Тихая радость лицо изнутри освещает.

Эту метафору лучше вернуть бытию

в пасмурный день, если окна всего не вмещают

света, что в комнату льется твою.



Что-то помимо сырых простыней заоконья

слоем свеченья дрожащим тебя облегло –

как бы развернутой радуги видишь крыло,

жесткие крылья светящейся гладя ладонью.



Голос не слушала. Все изумлялась, следила

за расслоением белого света на веер цветов.

Но заполнявшая комнату внешняя сила

шла изнутри, из твоих изливаясь зрачков



Это – фиксация внутреннего опыта, опыта откровения света, источник которого не ты, но свет этот изливается, тем не менее, изнутри, из твоих зрачков, расширяя их, промывая все видимое, благовествуя не извне, а изнутри… Эти состояния не поддаются описанию в обыденной да и любой другой речи (скажем, на языке логики), и далеко не каждому поэту – и не только поэту – дано испытать их, а испытав – выразить. Кривулин приписывает Богородице то, что пережил он в один из редчайших, может быть, единственный момент своей жизни и такое дерзновение оправдано не только художественно: каждая душа, будучи христианкой по природе, призвана стать таковой еще и по собственному свободному выбору, иными словами – сказать свое «да» на божественный призыв: стать матерью Слова, «средой» для Его возрастания. Об этом невыразимом ответе, об этом откровении, предшествующем диалогу, когда слова еще неразличимы («голос не слушала»), но уже «заполнявшая комнату внешняя сила шла изнутри, из твоих изливаясь зрачков», и свидетельствует поэт. Да и вообще стихи Виктора Кривулина не столько стихи, сколько именно свидетельства.

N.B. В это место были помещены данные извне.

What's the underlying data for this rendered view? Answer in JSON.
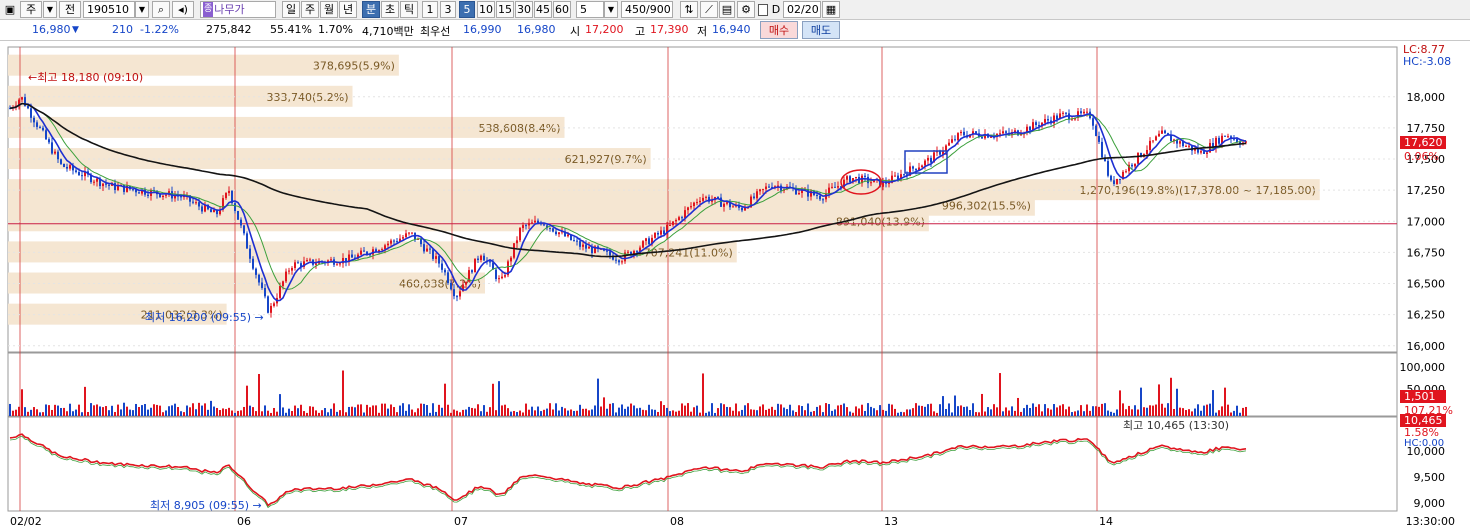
{
  "toolbar": {
    "mode": "주",
    "prev": "전",
    "code": "190510",
    "stock_badge": "종",
    "stock_name": "나무가",
    "periods": [
      "일",
      "주",
      "월",
      "년",
      "분",
      "초",
      "틱"
    ],
    "active_period": "분",
    "intervals": [
      "1",
      "3",
      "5",
      "10",
      "15",
      "30",
      "45",
      "60"
    ],
    "active_interval": "5",
    "interval_select": "5",
    "count": "450/900",
    "check_label": "D",
    "date": "02/20"
  },
  "quote": {
    "price": "16,980",
    "change": "210",
    "rate": "-1.22%",
    "volume": "275,842",
    "vol_rate": "55.41%",
    "turnover": "1.70%",
    "amount": "4,710백만",
    "best_label": "최우선",
    "best_ask": "16,990",
    "best_bid": "16,980",
    "open_label": "시",
    "open": "17,200",
    "high_label": "고",
    "high": "17,390",
    "low_label": "저",
    "low": "16,940",
    "buy": "매수",
    "sell": "매도"
  },
  "colors": {
    "up": "#e0141e",
    "down": "#1646c8",
    "ma5": "#1e2fd2",
    "ma20": "#3ca03c",
    "ma120": "#141414",
    "profile": "#f5e6d2",
    "label": "#7a5a26"
  },
  "chart_data": {
    "type": "candlestick",
    "x_labels": [
      "02/02",
      "06",
      "07",
      "08",
      "13",
      "14"
    ],
    "time_label": "13:30:00",
    "price_axis": {
      "ticks": [
        "18,000",
        "17,750",
        "17,500",
        "17,250",
        "17,000",
        "16,750",
        "16,500",
        "16,250",
        "16,000"
      ],
      "ylim": [
        15950,
        18400
      ],
      "lc": "LC:8.77",
      "hc": "HC:-3.08",
      "current": "17,620",
      "current_rate": "0.06%",
      "ref_line": 16980
    },
    "high_note": "최고 18,180 (09:10)",
    "low_note": "최저 16,200 (09:55)",
    "volume_profile": [
      {
        "price": 16250,
        "label": "211,032(3.3%)"
      },
      {
        "price": 16500,
        "label": "460,038(7.2%)"
      },
      {
        "price": 16750,
        "label": "707,241(11.0%)"
      },
      {
        "price": 17000,
        "label": "891,040(13.9%)"
      },
      {
        "price": 17250,
        "label": "1,270,196(19.8%)(17,378.00 ~ 17,185.00)"
      },
      {
        "price": 17500,
        "label": "621,927(9.7%)"
      },
      {
        "price": 17750,
        "label": "538,608(8.4%)"
      },
      {
        "price": 18000,
        "label": "333,740(5.2%)"
      },
      {
        "price": 18250,
        "label": "378,695(5.9%)"
      },
      {
        "price": 17125,
        "label": "996,302(15.5%)"
      }
    ],
    "volume_axis": {
      "ticks": [
        "100,000",
        "50,000"
      ],
      "current": "1,501",
      "rate": "107.21%"
    },
    "index_panel": {
      "ticks": [
        "10,000",
        "9,500",
        "9,000"
      ],
      "current": "10,465",
      "rate": "1.58%",
      "hc": "HC:0.00",
      "high_note": "최고 10,465 (13:30)",
      "low_note": "최저 8,905 (09:55)"
    }
  }
}
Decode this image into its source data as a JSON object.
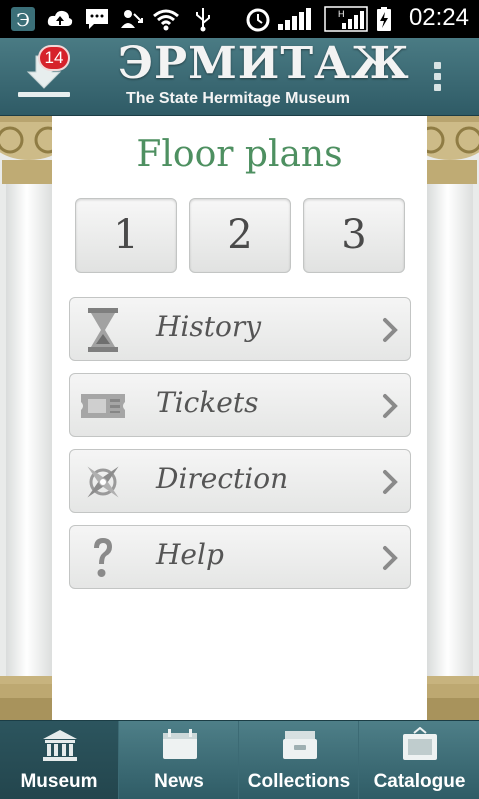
{
  "statusbar": {
    "time": "02:24",
    "icons": [
      "app-icon",
      "cloud-upload-icon",
      "chat-icon",
      "missed-call-icon",
      "wifi-icon",
      "usb-icon",
      "alarm-icon",
      "signal-icon",
      "hd-signal-icon",
      "battery-charging-icon"
    ]
  },
  "header": {
    "download_badge": "14",
    "logo_title": "ЭРМИТАЖ",
    "logo_subtitle": "The State Hermitage Museum"
  },
  "page": {
    "title": "Floor plans",
    "floors": [
      "1",
      "2",
      "3"
    ],
    "items": [
      {
        "label": "History",
        "icon": "hourglass-icon"
      },
      {
        "label": "Tickets",
        "icon": "ticket-icon"
      },
      {
        "label": "Direction",
        "icon": "compass-icon"
      },
      {
        "label": "Help",
        "icon": "question-icon"
      }
    ]
  },
  "bottom_nav": {
    "items": [
      {
        "label": "Museum",
        "icon": "museum-icon",
        "active": true
      },
      {
        "label": "News",
        "icon": "news-icon",
        "active": false
      },
      {
        "label": "Collections",
        "icon": "collections-icon",
        "active": false
      },
      {
        "label": "Catalogue",
        "icon": "catalogue-icon",
        "active": false
      }
    ]
  },
  "colors": {
    "header_teal": "#3a6a74",
    "title_green": "#4e9061",
    "badge_red": "#d6222b"
  }
}
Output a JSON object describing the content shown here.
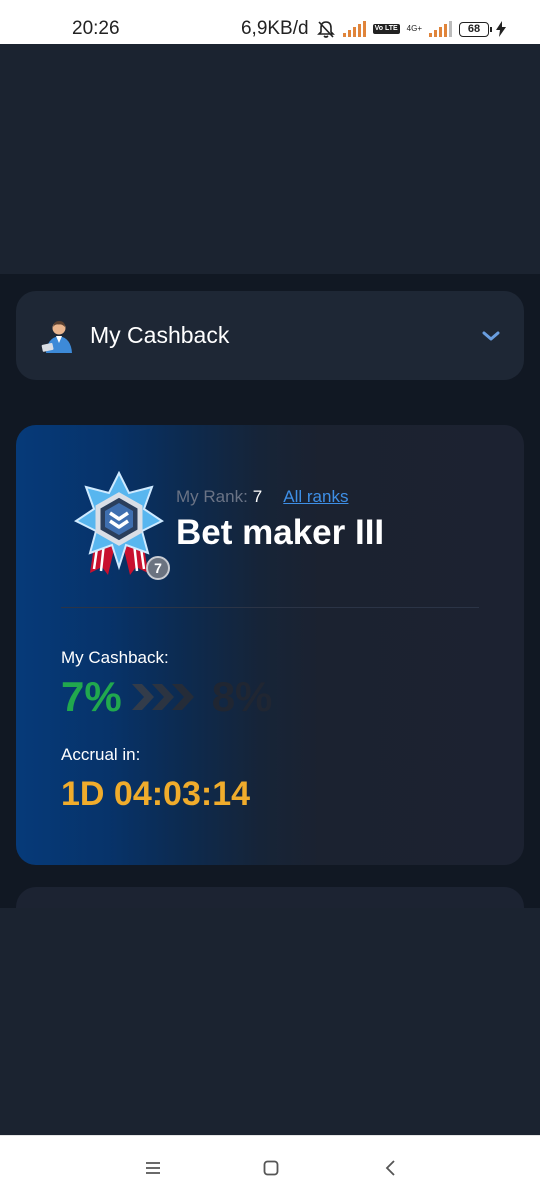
{
  "status_bar": {
    "time": "20:26",
    "network_speed": "6,9KB/d",
    "volte": "Vo LTE",
    "network_type": "4G+",
    "battery": "68"
  },
  "cashback_dropdown": {
    "label": "My Cashback",
    "icon": "user-avatar-icon",
    "expand_icon": "chevron-down-icon"
  },
  "rank_card": {
    "rank_label": "My Rank:",
    "rank_value": "7",
    "all_ranks_link": "All ranks",
    "rank_name": "Bet maker III",
    "rank_badge": "7",
    "cashback_label": "My Cashback:",
    "cashback_current": "7%",
    "cashback_next": "8%",
    "accrual_label": "Accrual in:",
    "accrual_timer": "1D 04:03:14"
  },
  "colors": {
    "cashback_current": "#21a84e",
    "timer": "#f0ac2c",
    "link": "#3e8fe6",
    "card_gradient_start": "#063a79"
  },
  "nav_bar": {
    "icons": [
      "menu-icon",
      "home-icon",
      "back-icon"
    ]
  }
}
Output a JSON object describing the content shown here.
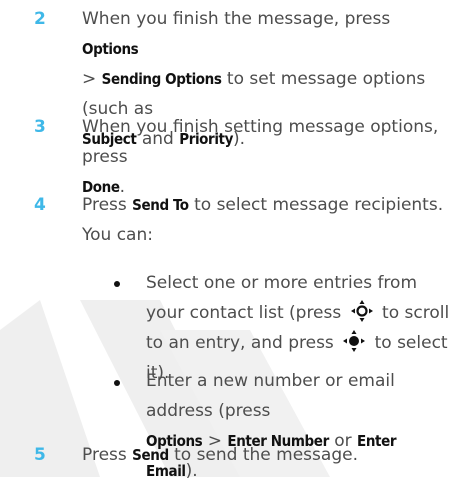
{
  "steps": [
    {
      "number": "2",
      "line1": "When you finish the message, press",
      "options": "Options",
      "gt1": ">",
      "sending_options": "Sending Options",
      "line2_rest": "to set message options (such as",
      "subject": "Subject",
      "and": "and",
      "priority": "Priority",
      "close": ")."
    },
    {
      "number": "3",
      "line1": "When you finish setting message options, press",
      "done": "Done",
      "period": "."
    },
    {
      "number": "4",
      "press": "Press",
      "send_to": "Send To",
      "rest": "to select message recipients. You can:"
    },
    {
      "number": "5",
      "press": "Press",
      "send": "Send",
      "rest": "to send the message."
    }
  ],
  "bullets": [
    {
      "part1": "Select one or more entries from your contact list (press",
      "part2": "to scroll to an entry, and press",
      "part3": "to select it).",
      "icon1": "nav-key-scroll-icon",
      "icon2": "nav-key-center-select-icon"
    },
    {
      "part1": "Enter a new number or email address (press",
      "options": "Options",
      "gt": ">",
      "enter_number": "Enter Number",
      "or": "or",
      "enter_email": "Enter Email",
      "close": ")."
    }
  ],
  "colors": {
    "step_number": "#3fb8e8",
    "body_text": "#4d4d4d",
    "key_text": "#111111",
    "watermark": "#ececec"
  }
}
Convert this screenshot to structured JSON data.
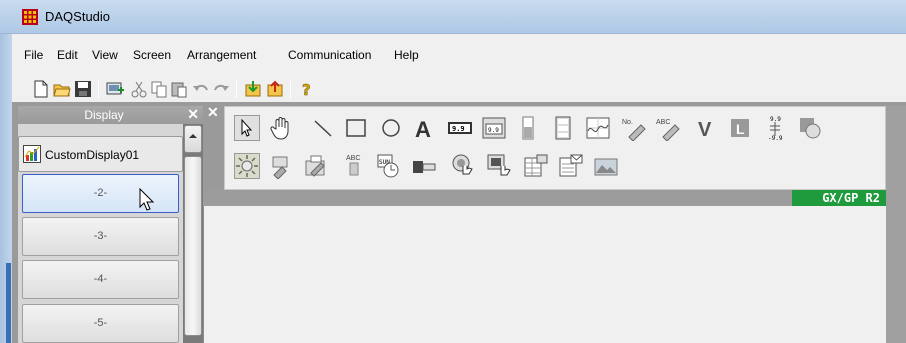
{
  "window": {
    "title": "DAQStudio",
    "app_icon": "grid-icon"
  },
  "menu": [
    "File",
    "Edit",
    "View",
    "Screen",
    "Arrangement",
    "Communication",
    "Help"
  ],
  "toolbar": {
    "icons": [
      "new-file-icon",
      "open-folder-icon",
      "save-icon",
      "add-screen-icon",
      "cut-icon",
      "copy-icon",
      "paste-icon",
      "undo-icon",
      "redo-icon",
      "download-icon",
      "upload-icon",
      "help-icon"
    ]
  },
  "display_panel": {
    "title": "Display",
    "items": [
      {
        "label": "CustomDisplay01",
        "icon": "chart-icon",
        "state": "normal"
      },
      {
        "label": "-2-",
        "state": "selected"
      },
      {
        "label": "-3-",
        "state": "normal"
      },
      {
        "label": "-4-",
        "state": "normal"
      },
      {
        "label": "-5-",
        "state": "normal"
      }
    ]
  },
  "parts_toolbar": {
    "row1": [
      "select-pointer-icon",
      "pan-hand-icon",
      "line-icon",
      "rectangle-icon",
      "circle-icon",
      "text-icon",
      "digital-display-icon",
      "digital-box-icon",
      "bar-graph-icon",
      "multi-digital-icon",
      "trend-graph-icon",
      "tag-number-icon",
      "tag-comment-icon",
      "value-icon",
      "label-icon",
      "scale-icon",
      "bitmap-icon"
    ],
    "row2": [
      "alarm-indicator-icon",
      "alarm-mark-icon",
      "message-icon",
      "abc-tag-icon",
      "clock-icon",
      "switch-icon",
      "push-button-icon",
      "touch-button-icon",
      "table-icon",
      "message-list-icon",
      "image-icon"
    ]
  },
  "status": {
    "model_label": "GX/GP R2",
    "model_color": "#1f9a3c"
  },
  "colors": {
    "panel_gray": "#9a9a9a",
    "selected_border": "#3a5fcd"
  }
}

И не будет ошибкой сказать о поэте, – не только Кривулине, а о поэте вообще, – то же самое, что евангелист Иоанн сказал о другом Иоанне – Крестителе: «он не был свет, но был послан, чтобы свидетельствовать о Свете». Не был светом в том единственном смысле, в каком был светом Христос. Но в этом смысле никто из живущих и не может быть светом, однако самоназвание христиан – святые, т.е. несущие и передающие тот же свет, светящий во тьме, называемый также Логосом, Словом, т.е. Порядком и Законом – законом свободы и красоты. И та, и другая есть противоположность хаосу, результат воздействия на него любящей творческой воли Преобразующего хаос – в космос. Но и космос, который мы знаем, не последнее слово Творца – чаю воскресения мертвых и жизни будущего века, произносит христианин, ожидающий, жаждущий нового творения или, иными словами, радикального обновления мира, которое для него не абстракция, а факт глубочайшего внутреннего опыта, более убедительного в своей достоверности, чем любая так называемая «объективная реальность». Это же чаянье мы то и дело видим и в стихах Виктора Кривулина. Чаянье как переход, исход, что видится ему так:



Кликнет меня – я услышу –

легкая смерть.

Солнце влезает на крышу.

Больно смотреть.



Катится в цинковом громе,

искры летят.

Все ли уснувшие в доме

всё еще спят?



Все, – отвечаю, – и снится:

солон восход.

Словно паук по ресницам

солнце ползет.



Плачут ли? правда, не знаю.

Жажда ли? Жар?

Катится солнце по краю

крыши. Удар.



Вот и оно провалилось

в черную щель,

словно в копилку. А снилась

дудка, свирель



из отдаленных буколик –

образ ничей,

словосплетение, что ли,

светоручей…



Легкая смерть издалека,

слышу, свистит –

птичий, предсмертный ли клекот

крылья растит.



Нельзя не заметить близость этого состояния тому, что мы видим в «Благовещении»: тот же изливающийся, как вода, свет («светоручей»), те же крылья… Умирал Виктор Кривулин от рака легких очень тяжело, но несомненно за всеми этими невыносимыми страданиями присутствовал, брезжил, ширился свет, открывавшийся поэту именно из глубины страдания, пронизывающий его, как, например, во «Флорентийской иконе»:



Губы твои молчат и лицо твое – вечер.

Синие ткани Флоренции льются тяжелым потоком.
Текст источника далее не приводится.